The Shadows by the Lake: Part II
By an Unknown Hand
The woods, as ever, held their secrets tightly. The whispers of those lost among the amber leaves mingled with the restless sigh of the wind. The unmarked lake glistened in the moonlight, a glassy eye watching the expanse of its haunted domain. Yet something had shifted—a faint, indefinable tremor that rippled through the earth and rustled the skeletal branches.
The Harvesters were not content.
Months had passed since the disappearance of Evelyn and James. Their names were whispered in hushed tones in the town below, their fate presumed but never spoken aloud. The brave, the foolish, and the morbidly curious occasionally ventured toward the woods, hoping to unravel the mystery—or perhaps simply to taunt it.
One such soul was Thomas Fletcher, a grizzled hunter known for his reckless bravado. Thomas had lived long enough to see the woods devour others, but he dismissed the stories as superstition. Armed with his rifle and lantern, he followed the cursed trail toward the lake, his steps steady and defiant.
The forest greeted him with silence. No birds called, no insects chirped. Even the wind seemed to hold its breath. Thomas grinned to himself, a grin that faltered as he noticed the trail narrowing, the trees pressing closer together as if conspiring to trap him.

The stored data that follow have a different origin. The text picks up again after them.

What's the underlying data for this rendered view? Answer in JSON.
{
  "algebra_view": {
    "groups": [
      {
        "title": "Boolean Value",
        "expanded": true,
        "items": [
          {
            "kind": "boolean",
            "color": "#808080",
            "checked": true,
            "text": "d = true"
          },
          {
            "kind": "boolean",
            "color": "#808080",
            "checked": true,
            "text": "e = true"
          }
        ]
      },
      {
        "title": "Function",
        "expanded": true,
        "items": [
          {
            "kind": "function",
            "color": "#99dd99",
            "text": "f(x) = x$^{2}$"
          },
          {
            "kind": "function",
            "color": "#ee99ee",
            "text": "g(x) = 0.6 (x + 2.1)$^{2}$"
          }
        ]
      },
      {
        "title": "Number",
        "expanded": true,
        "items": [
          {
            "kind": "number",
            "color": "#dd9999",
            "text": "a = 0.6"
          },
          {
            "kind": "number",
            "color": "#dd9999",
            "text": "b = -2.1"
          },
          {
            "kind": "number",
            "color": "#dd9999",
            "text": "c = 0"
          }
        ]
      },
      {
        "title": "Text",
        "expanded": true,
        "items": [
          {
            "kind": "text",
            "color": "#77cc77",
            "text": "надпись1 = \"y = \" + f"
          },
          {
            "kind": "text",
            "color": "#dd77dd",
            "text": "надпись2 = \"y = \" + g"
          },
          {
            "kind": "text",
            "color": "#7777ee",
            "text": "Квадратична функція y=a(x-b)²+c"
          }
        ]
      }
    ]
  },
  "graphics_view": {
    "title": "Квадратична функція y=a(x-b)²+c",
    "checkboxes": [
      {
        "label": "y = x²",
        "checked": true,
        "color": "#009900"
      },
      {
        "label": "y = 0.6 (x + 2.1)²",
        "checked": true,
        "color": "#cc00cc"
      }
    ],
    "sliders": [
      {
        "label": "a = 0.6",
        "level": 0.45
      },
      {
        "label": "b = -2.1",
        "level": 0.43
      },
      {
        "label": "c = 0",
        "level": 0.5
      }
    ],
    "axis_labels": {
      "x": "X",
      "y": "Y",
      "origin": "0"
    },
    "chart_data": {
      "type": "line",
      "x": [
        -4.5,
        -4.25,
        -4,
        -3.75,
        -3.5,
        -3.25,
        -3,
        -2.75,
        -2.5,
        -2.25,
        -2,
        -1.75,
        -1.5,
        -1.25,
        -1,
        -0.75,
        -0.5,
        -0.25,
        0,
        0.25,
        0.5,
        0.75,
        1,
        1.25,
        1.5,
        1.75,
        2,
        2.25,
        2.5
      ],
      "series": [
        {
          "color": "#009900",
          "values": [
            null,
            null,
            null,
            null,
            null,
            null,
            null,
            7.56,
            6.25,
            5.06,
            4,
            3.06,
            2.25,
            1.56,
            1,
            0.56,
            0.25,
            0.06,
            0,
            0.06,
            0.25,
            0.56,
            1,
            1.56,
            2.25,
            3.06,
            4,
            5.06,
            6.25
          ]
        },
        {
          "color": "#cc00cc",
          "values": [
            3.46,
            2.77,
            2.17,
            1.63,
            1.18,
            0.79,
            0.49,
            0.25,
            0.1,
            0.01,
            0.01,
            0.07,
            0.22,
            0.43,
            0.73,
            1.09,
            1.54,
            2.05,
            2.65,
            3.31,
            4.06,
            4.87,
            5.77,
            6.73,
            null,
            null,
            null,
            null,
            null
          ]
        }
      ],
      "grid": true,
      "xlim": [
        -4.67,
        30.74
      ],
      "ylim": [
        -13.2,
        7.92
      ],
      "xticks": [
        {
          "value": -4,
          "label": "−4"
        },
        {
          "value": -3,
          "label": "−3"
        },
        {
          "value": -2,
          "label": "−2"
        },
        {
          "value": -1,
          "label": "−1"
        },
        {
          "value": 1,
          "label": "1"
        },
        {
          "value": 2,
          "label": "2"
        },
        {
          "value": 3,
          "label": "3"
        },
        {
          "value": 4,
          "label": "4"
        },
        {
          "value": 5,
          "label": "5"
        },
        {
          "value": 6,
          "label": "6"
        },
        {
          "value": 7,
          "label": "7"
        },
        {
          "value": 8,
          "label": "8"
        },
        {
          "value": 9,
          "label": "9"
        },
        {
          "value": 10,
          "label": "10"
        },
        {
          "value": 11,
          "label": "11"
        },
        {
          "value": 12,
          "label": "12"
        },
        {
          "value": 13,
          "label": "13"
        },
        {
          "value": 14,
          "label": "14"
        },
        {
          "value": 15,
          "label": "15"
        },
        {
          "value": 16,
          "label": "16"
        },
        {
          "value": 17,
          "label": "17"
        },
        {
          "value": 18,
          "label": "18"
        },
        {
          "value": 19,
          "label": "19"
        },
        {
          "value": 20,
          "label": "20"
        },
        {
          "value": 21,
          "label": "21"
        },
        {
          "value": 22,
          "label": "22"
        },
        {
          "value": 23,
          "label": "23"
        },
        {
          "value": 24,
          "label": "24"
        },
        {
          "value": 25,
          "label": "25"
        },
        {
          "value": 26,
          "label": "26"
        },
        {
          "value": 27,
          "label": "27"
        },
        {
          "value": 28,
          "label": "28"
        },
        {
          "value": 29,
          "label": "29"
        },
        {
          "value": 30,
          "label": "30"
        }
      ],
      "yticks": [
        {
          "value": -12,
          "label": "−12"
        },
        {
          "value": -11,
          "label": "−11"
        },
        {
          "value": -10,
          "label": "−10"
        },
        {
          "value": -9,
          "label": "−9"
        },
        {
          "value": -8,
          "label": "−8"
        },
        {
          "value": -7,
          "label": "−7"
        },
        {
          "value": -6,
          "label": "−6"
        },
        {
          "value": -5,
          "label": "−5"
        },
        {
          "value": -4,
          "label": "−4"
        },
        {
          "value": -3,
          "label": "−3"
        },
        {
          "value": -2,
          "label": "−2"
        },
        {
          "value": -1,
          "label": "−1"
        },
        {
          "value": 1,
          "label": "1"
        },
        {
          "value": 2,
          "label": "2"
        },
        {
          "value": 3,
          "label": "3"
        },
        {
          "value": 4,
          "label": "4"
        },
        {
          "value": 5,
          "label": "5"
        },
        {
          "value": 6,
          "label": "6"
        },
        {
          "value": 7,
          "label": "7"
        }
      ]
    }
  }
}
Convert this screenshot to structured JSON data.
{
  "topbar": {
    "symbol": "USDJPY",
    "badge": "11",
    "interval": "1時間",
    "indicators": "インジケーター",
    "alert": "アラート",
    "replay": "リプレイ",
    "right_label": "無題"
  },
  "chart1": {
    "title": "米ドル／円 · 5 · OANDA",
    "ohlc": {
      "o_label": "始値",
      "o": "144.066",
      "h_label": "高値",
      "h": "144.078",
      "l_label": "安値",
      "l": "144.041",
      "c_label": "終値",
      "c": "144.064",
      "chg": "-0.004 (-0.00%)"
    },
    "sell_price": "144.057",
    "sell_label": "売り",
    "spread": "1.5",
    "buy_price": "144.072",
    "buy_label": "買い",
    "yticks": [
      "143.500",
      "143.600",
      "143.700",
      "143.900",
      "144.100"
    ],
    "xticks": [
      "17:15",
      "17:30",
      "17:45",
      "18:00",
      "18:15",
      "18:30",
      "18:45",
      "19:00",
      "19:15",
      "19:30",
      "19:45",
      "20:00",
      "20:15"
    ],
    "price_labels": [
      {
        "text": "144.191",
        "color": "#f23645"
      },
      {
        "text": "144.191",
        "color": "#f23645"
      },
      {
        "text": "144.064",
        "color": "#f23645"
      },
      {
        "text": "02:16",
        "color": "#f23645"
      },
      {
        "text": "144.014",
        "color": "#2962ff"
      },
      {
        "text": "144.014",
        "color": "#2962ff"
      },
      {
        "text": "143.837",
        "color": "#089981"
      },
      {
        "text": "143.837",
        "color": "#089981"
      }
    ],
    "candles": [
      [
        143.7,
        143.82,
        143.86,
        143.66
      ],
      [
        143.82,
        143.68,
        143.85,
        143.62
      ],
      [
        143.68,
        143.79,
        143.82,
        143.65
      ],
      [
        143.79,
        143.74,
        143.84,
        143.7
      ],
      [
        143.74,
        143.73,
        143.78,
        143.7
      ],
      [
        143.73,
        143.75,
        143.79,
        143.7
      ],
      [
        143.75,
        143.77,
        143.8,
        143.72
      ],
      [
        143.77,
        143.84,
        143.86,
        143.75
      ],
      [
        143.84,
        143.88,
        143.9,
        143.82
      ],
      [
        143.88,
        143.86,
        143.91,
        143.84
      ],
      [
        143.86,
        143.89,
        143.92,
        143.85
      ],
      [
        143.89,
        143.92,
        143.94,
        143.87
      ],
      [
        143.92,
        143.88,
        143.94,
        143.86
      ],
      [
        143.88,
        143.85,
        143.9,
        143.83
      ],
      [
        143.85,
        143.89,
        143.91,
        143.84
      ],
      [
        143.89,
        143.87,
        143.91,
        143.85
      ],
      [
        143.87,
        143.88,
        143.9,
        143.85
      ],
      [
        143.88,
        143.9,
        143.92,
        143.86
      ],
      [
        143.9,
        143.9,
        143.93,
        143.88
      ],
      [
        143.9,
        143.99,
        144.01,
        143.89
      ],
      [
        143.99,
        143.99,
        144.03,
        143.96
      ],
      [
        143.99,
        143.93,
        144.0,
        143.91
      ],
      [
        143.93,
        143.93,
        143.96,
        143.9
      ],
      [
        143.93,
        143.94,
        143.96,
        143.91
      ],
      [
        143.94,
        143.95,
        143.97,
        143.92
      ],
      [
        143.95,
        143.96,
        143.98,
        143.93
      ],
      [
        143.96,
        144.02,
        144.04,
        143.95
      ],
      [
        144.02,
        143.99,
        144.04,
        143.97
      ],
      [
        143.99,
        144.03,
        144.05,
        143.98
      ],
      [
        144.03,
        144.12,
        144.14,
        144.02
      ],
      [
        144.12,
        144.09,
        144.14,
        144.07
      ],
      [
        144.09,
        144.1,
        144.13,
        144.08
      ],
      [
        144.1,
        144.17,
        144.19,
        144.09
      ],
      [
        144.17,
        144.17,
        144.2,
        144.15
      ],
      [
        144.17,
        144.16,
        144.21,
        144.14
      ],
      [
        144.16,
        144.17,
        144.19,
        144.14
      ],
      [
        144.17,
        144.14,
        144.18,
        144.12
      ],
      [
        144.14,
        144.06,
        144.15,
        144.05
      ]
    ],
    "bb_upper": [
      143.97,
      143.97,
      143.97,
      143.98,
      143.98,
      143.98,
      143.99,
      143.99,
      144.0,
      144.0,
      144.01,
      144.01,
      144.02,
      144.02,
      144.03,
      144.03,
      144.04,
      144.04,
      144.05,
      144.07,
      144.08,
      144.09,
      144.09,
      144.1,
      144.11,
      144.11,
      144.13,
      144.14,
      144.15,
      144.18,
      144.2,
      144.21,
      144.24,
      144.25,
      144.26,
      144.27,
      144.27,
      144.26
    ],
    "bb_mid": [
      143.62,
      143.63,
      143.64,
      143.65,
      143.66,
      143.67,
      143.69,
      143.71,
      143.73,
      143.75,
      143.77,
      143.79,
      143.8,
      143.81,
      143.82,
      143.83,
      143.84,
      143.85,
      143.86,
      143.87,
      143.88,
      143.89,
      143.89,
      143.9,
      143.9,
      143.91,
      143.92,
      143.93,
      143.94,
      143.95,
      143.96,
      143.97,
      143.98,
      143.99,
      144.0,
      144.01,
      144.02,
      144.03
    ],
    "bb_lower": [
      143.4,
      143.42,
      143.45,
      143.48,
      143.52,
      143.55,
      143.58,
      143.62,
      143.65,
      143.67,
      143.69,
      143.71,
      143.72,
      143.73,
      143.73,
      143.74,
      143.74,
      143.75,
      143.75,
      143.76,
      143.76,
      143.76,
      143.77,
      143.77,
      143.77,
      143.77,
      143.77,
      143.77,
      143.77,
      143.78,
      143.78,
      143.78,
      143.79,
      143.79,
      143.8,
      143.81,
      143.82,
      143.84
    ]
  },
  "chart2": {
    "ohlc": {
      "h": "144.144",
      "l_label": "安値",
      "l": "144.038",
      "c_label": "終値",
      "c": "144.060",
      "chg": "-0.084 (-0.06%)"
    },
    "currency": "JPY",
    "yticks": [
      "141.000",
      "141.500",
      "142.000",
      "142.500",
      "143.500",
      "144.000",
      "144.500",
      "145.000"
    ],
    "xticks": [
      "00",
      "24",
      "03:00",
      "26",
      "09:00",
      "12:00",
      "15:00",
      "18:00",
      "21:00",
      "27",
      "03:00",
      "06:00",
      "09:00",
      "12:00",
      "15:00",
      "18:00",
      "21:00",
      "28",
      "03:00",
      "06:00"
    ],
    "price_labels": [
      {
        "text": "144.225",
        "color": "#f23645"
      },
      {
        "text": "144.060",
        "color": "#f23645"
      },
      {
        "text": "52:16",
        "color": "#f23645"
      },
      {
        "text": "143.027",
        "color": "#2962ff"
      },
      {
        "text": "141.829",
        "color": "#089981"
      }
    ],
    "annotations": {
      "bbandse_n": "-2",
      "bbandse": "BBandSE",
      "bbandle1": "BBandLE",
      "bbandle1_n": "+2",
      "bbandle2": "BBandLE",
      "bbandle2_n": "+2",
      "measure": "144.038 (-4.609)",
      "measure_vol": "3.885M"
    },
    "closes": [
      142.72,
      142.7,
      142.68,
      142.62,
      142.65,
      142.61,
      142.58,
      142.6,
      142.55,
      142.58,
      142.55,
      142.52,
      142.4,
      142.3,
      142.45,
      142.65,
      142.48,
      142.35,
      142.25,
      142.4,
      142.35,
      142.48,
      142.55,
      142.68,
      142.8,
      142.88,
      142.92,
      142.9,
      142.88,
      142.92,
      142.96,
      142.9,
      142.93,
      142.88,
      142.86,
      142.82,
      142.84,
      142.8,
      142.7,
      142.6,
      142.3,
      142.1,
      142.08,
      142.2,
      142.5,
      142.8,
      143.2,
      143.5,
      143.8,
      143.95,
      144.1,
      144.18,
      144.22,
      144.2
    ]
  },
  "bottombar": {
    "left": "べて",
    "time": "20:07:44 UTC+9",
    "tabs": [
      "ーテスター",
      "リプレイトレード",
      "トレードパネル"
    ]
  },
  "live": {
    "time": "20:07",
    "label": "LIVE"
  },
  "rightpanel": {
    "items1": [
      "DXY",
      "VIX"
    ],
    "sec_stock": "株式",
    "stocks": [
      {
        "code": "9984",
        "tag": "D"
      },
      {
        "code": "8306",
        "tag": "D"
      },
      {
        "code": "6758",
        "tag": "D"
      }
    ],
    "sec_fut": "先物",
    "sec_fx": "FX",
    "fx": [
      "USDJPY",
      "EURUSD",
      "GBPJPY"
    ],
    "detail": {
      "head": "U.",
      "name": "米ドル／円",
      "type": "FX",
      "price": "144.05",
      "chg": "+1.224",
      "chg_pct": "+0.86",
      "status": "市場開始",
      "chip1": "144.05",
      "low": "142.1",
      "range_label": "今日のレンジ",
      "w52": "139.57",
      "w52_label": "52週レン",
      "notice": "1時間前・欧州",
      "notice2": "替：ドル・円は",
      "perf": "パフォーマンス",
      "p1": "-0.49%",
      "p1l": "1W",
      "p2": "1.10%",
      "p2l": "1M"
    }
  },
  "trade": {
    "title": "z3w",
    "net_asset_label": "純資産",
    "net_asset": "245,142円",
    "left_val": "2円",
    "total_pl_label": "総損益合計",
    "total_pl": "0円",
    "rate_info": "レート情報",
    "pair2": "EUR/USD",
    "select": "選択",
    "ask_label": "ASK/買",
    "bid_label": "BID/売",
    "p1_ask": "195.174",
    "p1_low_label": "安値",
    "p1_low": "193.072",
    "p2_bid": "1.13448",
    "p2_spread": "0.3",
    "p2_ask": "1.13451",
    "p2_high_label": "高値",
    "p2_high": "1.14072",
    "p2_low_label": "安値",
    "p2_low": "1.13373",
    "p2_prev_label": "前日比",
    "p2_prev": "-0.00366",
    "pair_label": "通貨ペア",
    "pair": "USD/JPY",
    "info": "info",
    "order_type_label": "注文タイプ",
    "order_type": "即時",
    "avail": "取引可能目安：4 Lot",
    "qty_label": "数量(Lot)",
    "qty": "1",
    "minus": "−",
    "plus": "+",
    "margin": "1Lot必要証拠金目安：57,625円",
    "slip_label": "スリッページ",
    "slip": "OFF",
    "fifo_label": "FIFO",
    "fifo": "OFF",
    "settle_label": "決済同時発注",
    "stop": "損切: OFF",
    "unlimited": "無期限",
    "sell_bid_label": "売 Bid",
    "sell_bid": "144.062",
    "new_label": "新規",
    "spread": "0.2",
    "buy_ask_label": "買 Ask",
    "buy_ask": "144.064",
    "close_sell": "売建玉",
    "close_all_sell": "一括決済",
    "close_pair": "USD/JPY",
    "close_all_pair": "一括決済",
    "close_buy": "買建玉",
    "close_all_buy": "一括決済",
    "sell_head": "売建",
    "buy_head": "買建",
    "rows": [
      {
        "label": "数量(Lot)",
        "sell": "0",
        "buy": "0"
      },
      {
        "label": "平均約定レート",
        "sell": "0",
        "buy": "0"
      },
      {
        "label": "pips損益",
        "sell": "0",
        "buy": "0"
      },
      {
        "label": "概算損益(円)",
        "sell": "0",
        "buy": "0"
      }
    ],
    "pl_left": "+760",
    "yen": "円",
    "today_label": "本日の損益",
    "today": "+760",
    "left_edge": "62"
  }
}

The lake appeared suddenly, its black waters unnaturally still. Thomas paused, unease prickling his skin. The stories had mentioned the lake’s eerie calm, but seeing it—feeling it—was something else entirely.
“You’re just a pond,” he muttered, though his voice trembled. “Nothing but water and muck.”
But then he saw them.
The Harvesters emerged from the shadows, their grotesque masks glowing faintly in the moonlight. Their scythes, dull and rusted, gleamed as though eager to taste blood.
Unlike Evelyn and James, Thomas fought. His rifle roared, the sound shattering the forest’s eerie stillness. One of the figures staggered back, but the mask did not crack. Instead, a low, hollow laugh reverberated through the trees, as if the forest itself mocked his efforts.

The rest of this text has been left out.